Mencionamos esto porque da la sensación de que ese acto de fe al que se refiere Castillo en realidad encierra otra cosa mucho más poderosa e interesante; basta con leer lo que ha escrito Leopoldo Marechal en 1967 para empezar a comprenderlo: “Tengo la impresión de que Abelardo, más que trabajar con esa materia sagrada, se desdobla y polariza con ella, en una suerte de rebelión militante. Quiere reducirla, en un esfuerzo heroico, a las tres dimensiones convencionales del mundo visible; y sin embargo adivina, mal que le pese, una cuarta dimensión inasible por ahora, que, no obstante, fundamenta y explica en el trasfondo las contradicciones de un drama que a la vez es humano y divino. Y esa cuarta dimensión metafísica también está en el poeta.

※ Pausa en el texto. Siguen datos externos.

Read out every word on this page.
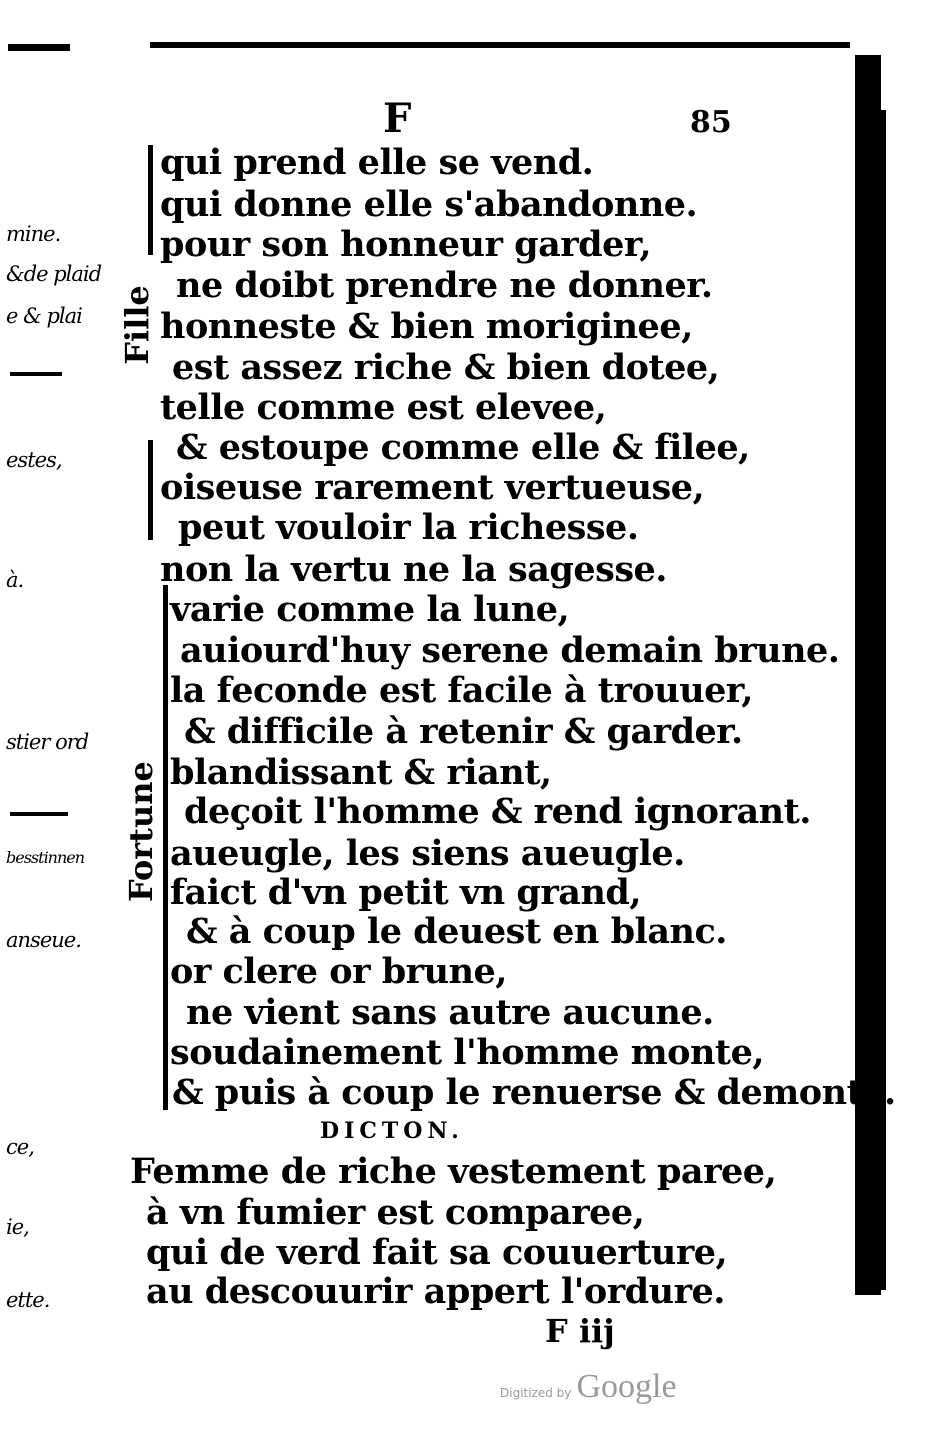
mine.
&de plaid
e & plai
estes,
à.
stier ord
besstinnen
anseue.
ce,
ie,
ette.
F	85
Fille
Fortune
qui prend elle se vend.
qui donne elle s'abandonne.
pour son honneur garder,
ne doibt prendre ne donner.
honneste & bien moriginee,
est assez riche & bien dotee,
telle comme est elevee,
& estoupe comme elle & filee,
oiseuse rarement vertueuse,
peut vouloir la richesse.
non la vertu ne la sagesse.
varie comme la lune,
auiourd'huy serene demain brune.
la feconde est facile à trouuer,
& difficile à retenir & garder.
blandissant & riant,
deçoit l'homme & rend ignorant.
aueugle, les siens aueugle.
faict d'vn petit vn grand,
& à coup le deuest en blanc.
or clere or brune,
ne vient sans autre aucune.
soudainement l'homme monte,
& puis à coup le renuerse & demonte.
DICTON.
Femme de riche vestement paree,
à vn fumier est comparee,
qui de verd fait sa couuerture,
au descouurir appert l'ordure.
F iij
Digitized by Google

Porque el poeta trabaja con la hermosura, y la hermosura es uno de los nombres que tiene la divinidad”.
Leídas estas palabras casi cincuenta años después, lejos de emparentarse con un acto de fe, tienen toda la fuerza de una revelación: vendrán para confirmarlo la vida de Edgar Allan Poe, en Israfel, la monumental novela Crónica de un iniciado, El Evangelio según Van Hutten, novela con la que, por otra parte, retoma desde otra perspectiva la idea de un Judas que no traiciona, y otras tantas obras como las que se publican en esta edición conmemorativa: El señor Brecht en el Salón Dorado, que se presentó en 1982 en el Salón Dorado del Teatro Colón, donde la represión militar y la guerra de Malvinas se ligan en un paralelismo al nazismo, y Salomé, una tragedia musical en cuatro actos que estuvo inédita hasta 1995, versión rioplatense y candombera de la Salomé bíblica, una manera de hacer que se encuentren y dialoguen entre sí tres obras de uno de los mejores escritores argentinos, que ha transitado todos los géneros literarios hasta ocupar lo poético como lugar de residencia permanente.